A colpi di cooperazione
Il 17 gennaio, il presidente della Repubblica di Cipro Nicos Anastasiades ha diffuso un comunicato scritto a proposito del progetto del gasdotto EastMed, che dovrebbe portare in Europa il gas naturale estratto nel Mediterraneo orientale. I piani energetici di Nicosia, ha commentato, saranno attuati nell’interesse del suo popolo e dei paesi amici. L’accordo per la realizzazione del progetto era stato firmato a gennaio 2020 da Repubblica di Cipro, Grecia e Israele, i tre paesi per i quali passerà il gasdotto, che dalle riserve israeliane di gas naturale, presso il giacimento del Leviatano, si dirigerà presso il giacimento cipriota di Afrodite, per poi raggiungere Creta e la Grecia. Di qui, mediante un altro gasdotto, il gas israeliano arriverà anche in Italia. Contestualmente, al Cairo, gli stessi tre paesi, con Egitto, Italia, Giordania e Autorità palestinese, si erano incontrati nel quadro del Forum del gas del Mediterraneo orientale, per discutere di approvvigionamento energetico, ma soprattutto di equilibri geopolitici.
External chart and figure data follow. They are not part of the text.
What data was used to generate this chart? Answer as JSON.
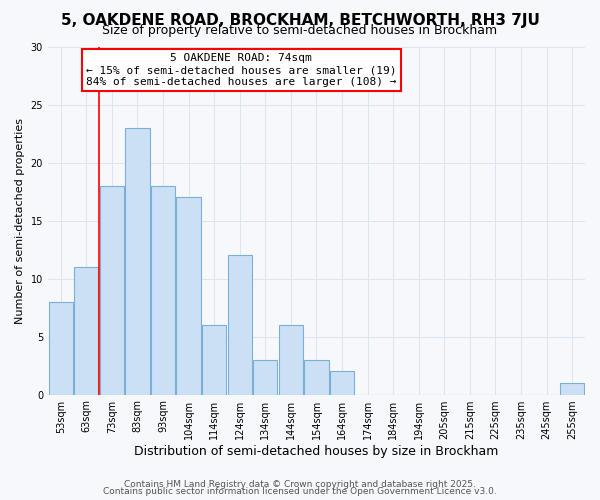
{
  "title1": "5, OAKDENE ROAD, BROCKHAM, BETCHWORTH, RH3 7JU",
  "title2": "Size of property relative to semi-detached houses in Brockham",
  "xlabel": "Distribution of semi-detached houses by size in Brockham",
  "ylabel": "Number of semi-detached properties",
  "categories": [
    "53sqm",
    "63sqm",
    "73sqm",
    "83sqm",
    "93sqm",
    "104sqm",
    "114sqm",
    "124sqm",
    "134sqm",
    "144sqm",
    "154sqm",
    "164sqm",
    "174sqm",
    "184sqm",
    "194sqm",
    "205sqm",
    "215sqm",
    "225sqm",
    "235sqm",
    "245sqm",
    "255sqm"
  ],
  "values": [
    8,
    11,
    18,
    23,
    18,
    17,
    6,
    12,
    3,
    6,
    3,
    2,
    0,
    0,
    0,
    0,
    0,
    0,
    0,
    0,
    1
  ],
  "bar_color": "#cce0f5",
  "bar_edge_color": "#7ab0d8",
  "ann_line1": "5 OAKDENE ROAD: 74sqm",
  "ann_line2": "← 15% of semi-detached houses are smaller (19)",
  "ann_line3": "84% of semi-detached houses are larger (108) →",
  "vline_x": 2.0,
  "ylim_max": 30,
  "yticks": [
    0,
    5,
    10,
    15,
    20,
    25,
    30
  ],
  "footer1": "Contains HM Land Registry data © Crown copyright and database right 2025.",
  "footer2": "Contains public sector information licensed under the Open Government Licence v3.0.",
  "bg_color": "#f7f8fc",
  "grid_color": "#dde6f0",
  "title1_fontsize": 11,
  "title2_fontsize": 9,
  "xlabel_fontsize": 9,
  "ylabel_fontsize": 8,
  "tick_fontsize": 7,
  "ann_fontsize": 8,
  "footer_fontsize": 6.5
}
In particolare, l’intensificazione della cooperazione tra Tel Aviv e Nicosia e l’elaborazione di un’alternativa alla Russia per soddisfare il fabbisogno europeo di gas naturale. Di riflesso, progetti come EastMed ed EuroAsia Interconnector sono potenziali strumenti di pressione su Ankara, se dovesse avanzare eccessive pretese geo-strategiche. Intanto, sia la Turchia, sia la Repubblica di Cipro cercano di ampliare l’orizzonte delle intese tattiche, con particolare riguardo per Israele (anche Ankara ultimamente ha manifestato l’intenzione di migliorare le proprie relazioni con Tel Aviv) e per le monarchie del Golfo (gli Emirati arabi uniti per Ankara, il Kuwait per Nicosia). La diplomazia greco-cipriota, inoltre, ha aperto ultimamente alla Cina, per la fornitura di gas naturale alla centrale elettrica di Vassilikos, e all’Armenia, storica avversaria della Turchia, in materia di cooperazione militare. Le tensioni tra turco-ciprioti e greco-ciprioti, dunque, continuano ad aumentare, come avviene ovunque si intreccino i conflitti per procura tra potenze mondiali e regionali.